O único lado  ruim do emprego era ter que lidar com todo o tipo de pessoa. Nem todas eram amigáveis e simpáticas como o Pedro, algumas faziam questão de me encarar de cima abaixo e serem esnobes, como se isso fosse uma qualidade. Mas eu colocava um sorriso no rosto e dava o meu melhor no atendimento, aquilo não era pior do que o inferno que vivia em casa.

- Hora do almoço gente.- Mica chamou indo em direção quando voltou da área externa da loja, pois havia ido buscar as marmitas.- Débora, você gosta de filé de peixe empanado? Era pra eu ter perguntado antes, mas esqueci.

- Gosto sim.

- Ótimo, então vamos comer pra dar tempo de descansar um pouco.
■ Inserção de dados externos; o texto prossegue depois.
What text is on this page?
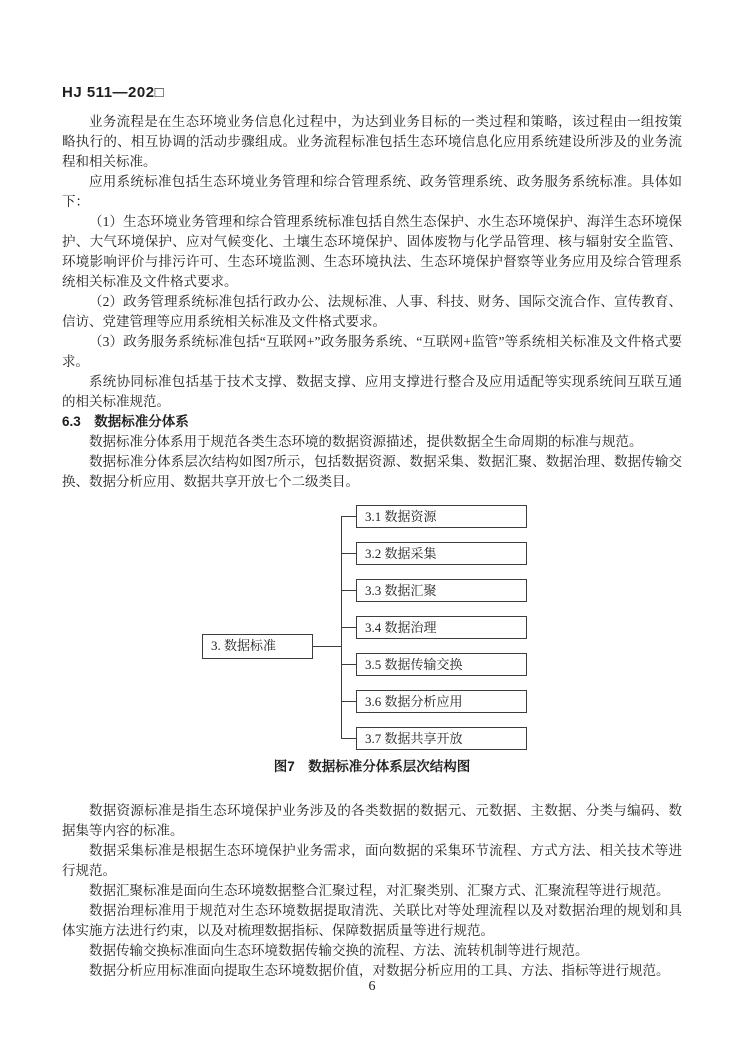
HJ 511—202□

业务流程是在生态环境业务信息化过程中，为达到业务目标的一类过程和策略，该过程由一组按策略执行的、相互协调的活动步骤组成。业务流程标准包括生态环境信息化应用系统建设所涉及的业务流程和相关标准。

应用系统标准包括生态环境业务管理和综合管理系统、政务管理系统、政务服务系统标准。具体如下：

（1）生态环境业务管理和综合管理系统标准包括自然生态保护、水生态环境保护、海洋生态环境保护、大气环境保护、应对气候变化、土壤生态环境保护、固体废物与化学品管理、核与辐射安全监管、环境影响评价与排污许可、生态环境监测、生态环境执法、生态环境保护督察等业务应用及综合管理系统相关标准及文件格式要求。

（2）政务管理系统标准包括行政办公、法规标准、人事、科技、财务、国际交流合作、宣传教育、信访、党建管理等应用系统相关标准及文件格式要求。

（3）政务服务系统标准包括“互联网+”政务服务系统、“互联网+监管”等系统相关标准及文件格式要求。

系统协同标准包括基于技术支撑、数据支撑、应用支撑进行整合及应用适配等实现系统间互联互通的相关标准规范。

6.3　数据标准分体系

数据标准分体系用于规范各类生态环境的数据资源描述，提供数据全生命周期的标准与规范。

数据标准分体系层次结构如图7所示，包括数据资源、数据采集、数据汇聚、数据治理、数据传输交换、数据分析应用、数据共享开放七个二级类目。

3. 数据标准
3.1 数据资源
3.2 数据采集
3.3 数据汇聚
3.4 数据治理
3.5 数据传输交换
3.6 数据分析应用
3.7 数据共享开放
图7　数据标准分体系层次结构图

数据资源标准是指生态环境保护业务涉及的各类数据的数据元、元数据、主数据、分类与编码、数据集等内容的标准。

数据采集标准是根据生态环境保护业务需求，面向数据的采集环节流程、方式方法、相关技术等进行规范。

数据汇聚标准是面向生态环境数据整合汇聚过程，对汇聚类别、汇聚方式、汇聚流程等进行规范。

数据治理标准用于规范对生态环境数据提取清洗、关联比对等处理流程以及对数据治理的规划和具体实施方法进行约束，以及对梳理数据指标、保障数据质量等进行规范。

数据传输交换标准面向生态环境数据传输交换的流程、方法、流转机制等进行规范。

数据分析应用标准面向提取生态环境数据价值，对数据分析应用的工具、方法、指标等进行规范。

6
- Isso mesmo chefinha .- Sabrina se aproximou toda saltitante.

Dona Célia,mãe de Mica se juntou a nós em seguida. A mais velha era doce assim como a filha, logo quando ela chegou a loja, me deu um abraço e apertou minha bochecha.

- Que foi isso no seu pulso?- dona Célia era bem observadora, tinha que tomar cuidado com ela.
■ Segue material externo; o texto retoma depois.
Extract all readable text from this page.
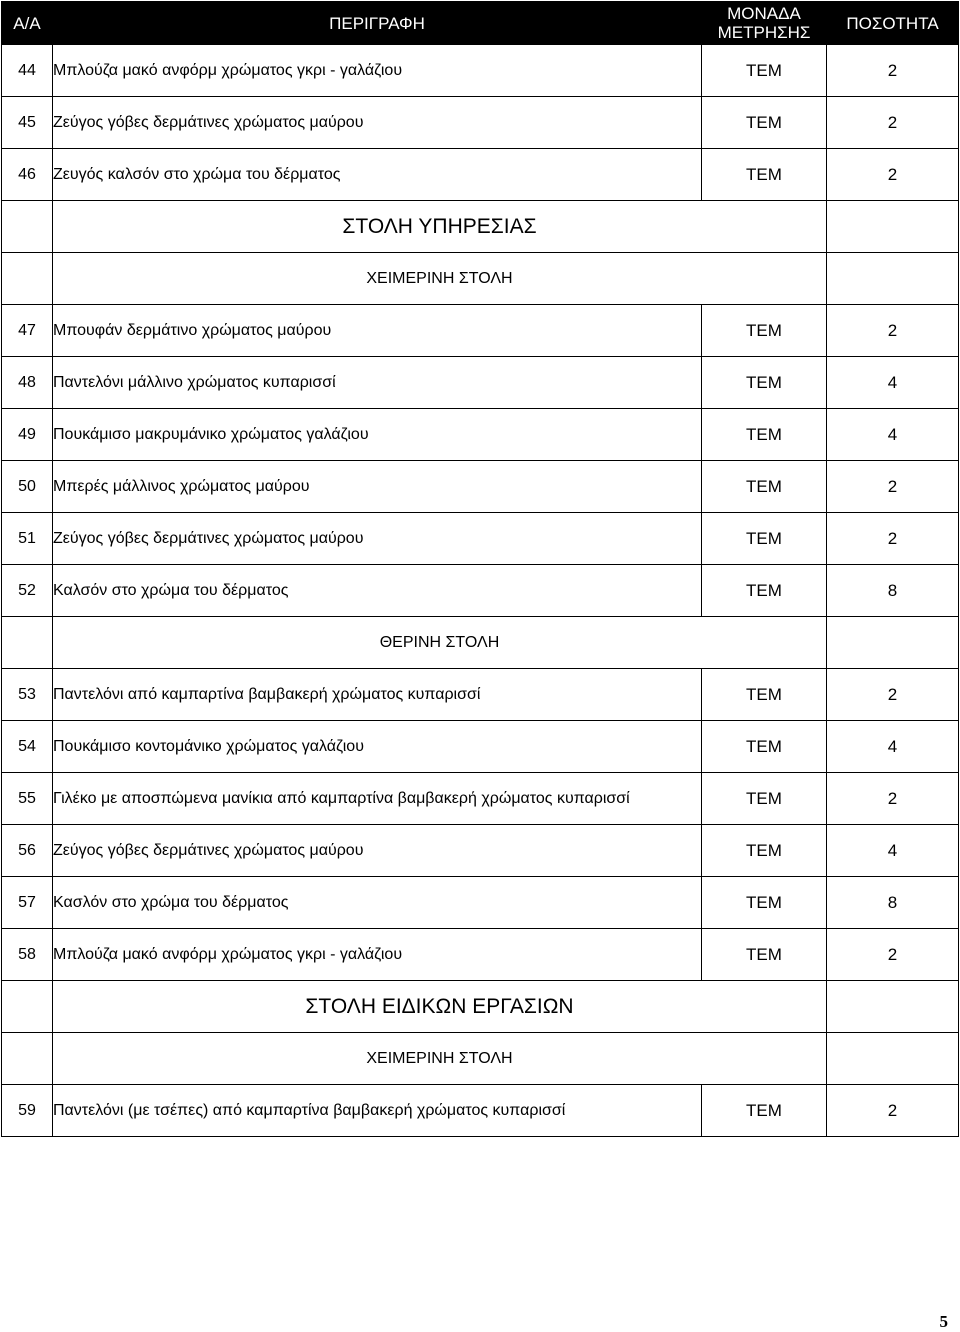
Α/Α	ΠΕΡΙΓΡΑΦΗ	ΜΟΝΑΔΑ
ΜΕΤΡΗΣΗΣ	ΠΟΣΟΤΗΤΑ
44	Μπλούζα μακό ανφόρμ χρώματος γκρι - γαλάζιου	ΤΕΜ	2
45	Ζεύγος γόβες δερμάτινες χρώματος μαύρου	ΤΕΜ	2
46	Ζευγός καλσόν στο χρώμα του δέρματος	ΤΕΜ	2
	ΣΤΟΛΗ ΥΠΗΡΕΣΙΑΣ		
	ΧΕΙΜΕΡΙΝΗ ΣΤΟΛΗ		
47	Μπουφάν δερμάτινο χρώματος μαύρου	ΤΕΜ	2
48	Παντελόνι μάλλινο χρώματος κυπαρισσί	ΤΕΜ	4
49	Πουκάμισο μακρυμάνικο χρώματος γαλάζιου	ΤΕΜ	4
50	Μπερές μάλλινος χρώματος μαύρου	ΤΕΜ	2
51	Ζεύγος γόβες δερμάτινες χρώματος μαύρου	ΤΕΜ	2
52	Καλσόν στο χρώμα του δέρματος	ΤΕΜ	8
	ΘΕΡΙΝΗ ΣΤΟΛΗ		
53	Παντελόνι από καμπαρτίνα βαμβακερή χρώματος κυπαρισσί	ΤΕΜ	2
54	Πουκάμισο κοντομάνικο χρώματος γαλάζιου	ΤΕΜ	4
55	Γιλέκο με αποσπώμενα μανίκια από καμπαρτίνα βαμβακερή χρώματος κυπαρισσί	ΤΕΜ	2
56	Ζεύγος γόβες δερμάτινες χρώματος μαύρου	ΤΕΜ	4
57	Κασλόν στο χρώμα του δέρματος	ΤΕΜ	8
58	Μπλούζα μακό ανφόρμ χρώματος γκρι - γαλάζιου	ΤΕΜ	2
	ΣΤΟΛΗ ΕΙΔΙΚΩΝ ΕΡΓΑΣΙΩΝ		
	ΧΕΙΜΕΡΙΝΗ ΣΤΟΛΗ		
59	Παντελόνι (με τσέπες) από καμπαρτίνα βαμβακερή χρώματος κυπαρισσί	ΤΕΜ	2
5
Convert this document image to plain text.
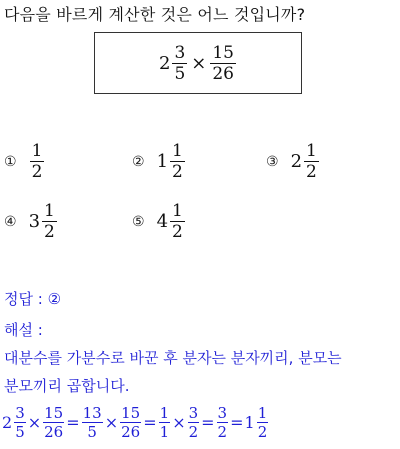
다음을 바르게 계산한 것은 어느 것입니까?
$2 \frac{3}{5} \times \frac{15}{26}$
① $\frac{1}{2}$	② $1 \frac{1}{2}$	③ $2 \frac{1}{2}$
④ $3 \frac{1}{2}$	⑤ $4 \frac{1}{2}$
정답 : ②
해설 :
대분수를 가분수로 바꾼 후 분자는 분자끼리, 분모는
분모끼리 곱합니다.
$2 \frac{3}{5} \times \frac{15}{26} = \frac{13}{5} \times \frac{15}{26} = \frac{1}{1} \times \frac{3}{2} = \frac{3}{2} = 1 \frac{1}{2}$
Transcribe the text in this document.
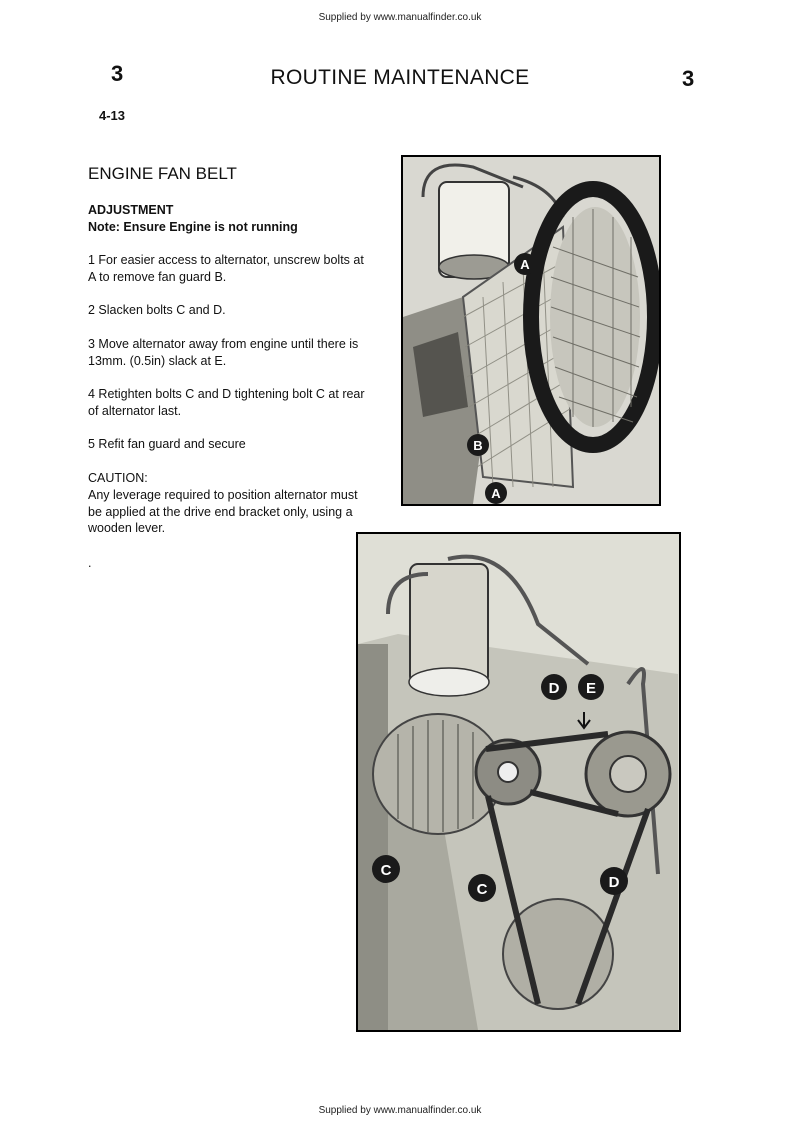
Supplied by www.manualfinder.co.uk
3	ROUTINE MAINTENANCE	3
4-13
ENGINE FAN BELT
ADJUSTMENT
Note: Ensure Engine is not running
1 For easier access to alternator, unscrew bolts at A to remove fan guard B.
2 Slacken bolts C and D.
3 Move alternator away from engine until there is 13mm. (0.5in) slack at E.
4 Retighten bolts C and D tightening bolt C at rear of alternator last.
5 Refit fan guard and secure
CAUTION:
Any leverage required to position alternator must be applied at the drive end bracket only, using a wooden lever.
.
A
B
A
D E
C
C	D
Supplied by www.manualfinder.co.uk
- Me machuquei em casa.- tentei esconder as manchas, colocando meus braços embaixo da mesa. Mas isso entregou minha mentira, porque as outras duas mulheres me olharam desconfiadas.- É sério gente, sou um pouco desastrada.

Elas fingiram não se importar mais, porém notei que hora ou outra me olhavam com certa pena e encaravam minhas marcas roxas. Ah se elas soubessem que tenho mais marcas, mas essas não podem ser vistas a olho nu.
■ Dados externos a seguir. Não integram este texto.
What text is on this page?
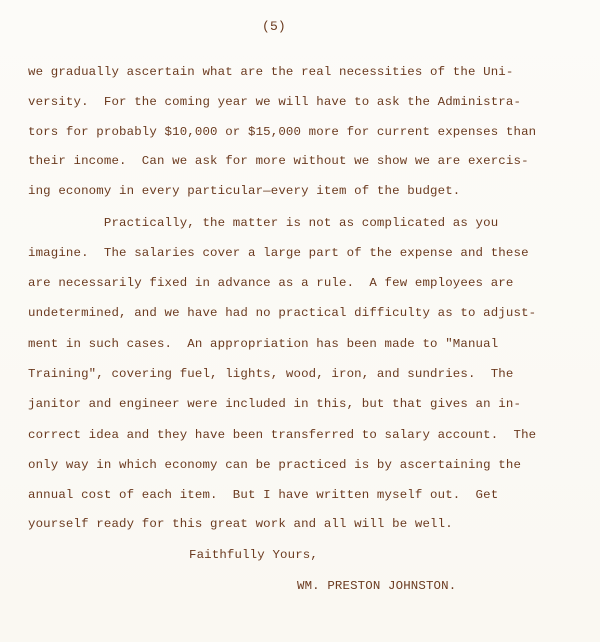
(5)
we gradually ascertain what are the real necessities of the Uni-
versity.  For the coming year we will have to ask the Administra-
tors for probably $10,000 or $15,000 more for current expenses than
their income.  Can we ask for more without we show we are exercis-
ing economy in every particular—every item of the budget.
Practically, the matter is not as complicated as you
imagine.  The salaries cover a large part of the expense and these
are necessarily fixed in advance as a rule.  A few employees are
undetermined, and we have had no practical difficulty as to adjust-
ment in such cases.  An appropriation has been made to "Manual
Training", covering fuel, lights, wood, iron, and sundries.  The
janitor and engineer were included in this, but that gives an in-
correct idea and they have been transferred to salary account.  The
only way in which economy can be practiced is by ascertaining the
annual cost of each item.  But I have written myself out.  Get
yourself ready for this great work and all will be well.
Faithfully Yours,
WM. PRESTON JOHNSTON.
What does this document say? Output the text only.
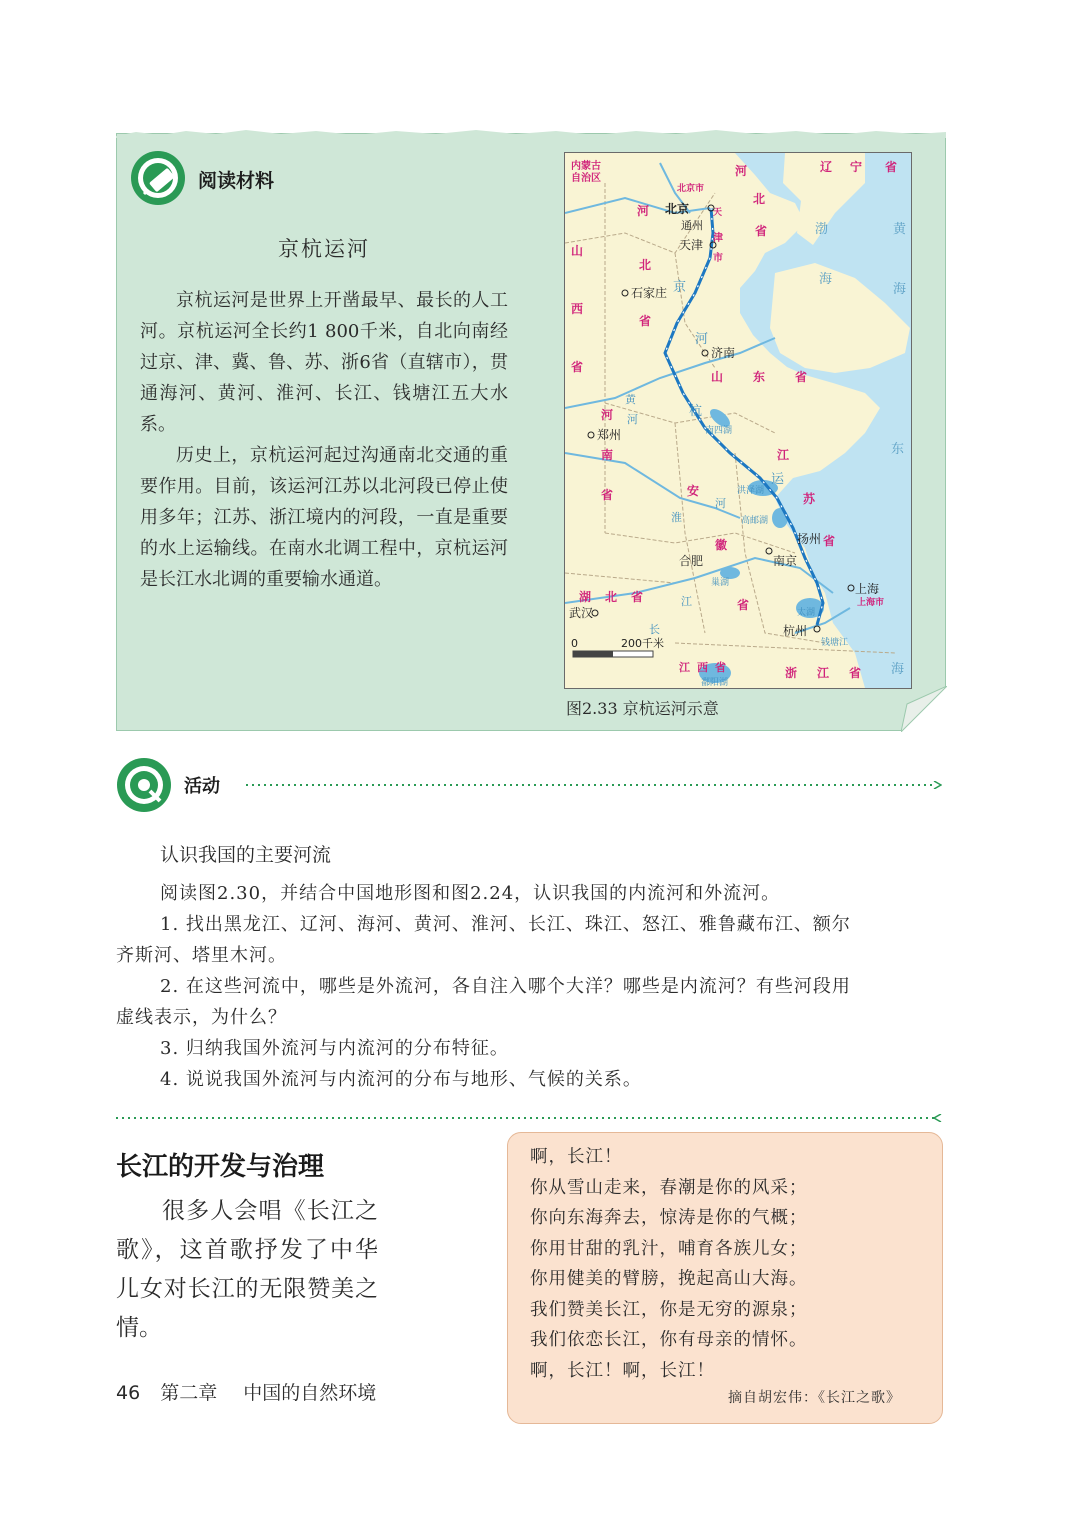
阅读材料
京杭运河

京杭运河是世界上开凿最早、最长的人工河。京杭运河全长约1 800千米，自北向南经过京、津、冀、鲁、苏、浙6省（直辖市），贯通海河、黄河、淮河、长江、钱塘江五大水系。

历史上，京杭运河起过沟通南北交通的重要作用。目前，该运河江苏以北河段已停止使用多年；江苏、浙江境内的河段，一直是重要的水上运输线。在南水北调工程中，京杭运河是长江水北调的重要输水通道。

内蒙古
自治区
北京市
河
北
省
辽 宁 省
天
津
市
山
西
省
河
北
省
山 东 省
河
南
省	安
徽
省
江
苏
省
湖 北 省
江 西 省	浙 江 省
上海市
北京
通州
天津
石家庄
济南
郑州
扬州
合肥	南京
上海
武汉
杭州
渤
海
黄
海
东
海
京
杭
运
河
黄
河
长
江
淮
河
南四湖
洪泽湖
高邮湖
巢湖
太湖
钱塘江
鄱阳湖
0	200千米
图2.33 京杭运河示意
活动
认识我国的主要河流
阅读图2.30，并结合中国地形图和图2.24，认识我国的内流河和外流河。
1. 找出黑龙江、辽河、海河、黄河、淮河、长江、珠江、怒江、雅鲁藏布江、额尔
齐斯河、塔里木河。
2. 在这些河流中，哪些是外流河，各自注入哪个大洋？哪些是内流河？有些河段用
虚线表示，为什么？
3. 归纳我国外流河与内流河的分布特征。
4. 说说我国外流河与内流河的分布与地形、气候的关系。
长江的开发与治理

很多人会唱《长江之歌》，这首歌抒发了中华儿女对长江的无限赞美之情。

啊，长江！
你从雪山走来，春潮是你的风采；
你向东海奔去，惊涛是你的气概；
你用甘甜的乳汁，哺育各族儿女；
你用健美的臂膀，挽起高山大海。
我们赞美长江，你是无穷的源泉；
我们依恋长江，你有母亲的情怀。
啊，长江！啊，长江！
摘自胡宏伟：《长江之歌》
46 第二章 中国的自然环境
O restante do dia fora agradável, as oito horas fechamos a loja, mas ainda ficamos no local para fazer a limpeza e esperar Mica fechar o caixa. Sabrina e eu fomos juntas para o ponto de ônibus,onde cada uma esperaria o seu.

- Isso é hora de você chegar? Quase dez da noite!- Henrique estava irritado e com certeza bêbado.

- A loja fecha às oito e ainda tive que limpar, esperei o ônibus que você sabe que demora.

- E por causa desse empreguinho de merda, eu fiquei sem jantar?

- Você têm mãos e com certeza deve ter dinheiro,já que mal paga as contas de casa tem um tempo.

- E daí? Você é a minha mulher, você tem que cozinhar.

- Eu sou a sua mulher, não a sua escrava, mas fica tranquilo, vou fazer seu jantar.

Não queria discutir de novo e muito menos ficar marcada dos machucados que ele poderia fazer mim. Tinha que seguir com meu plano que era esperar meu primeiro salário e meter o pé.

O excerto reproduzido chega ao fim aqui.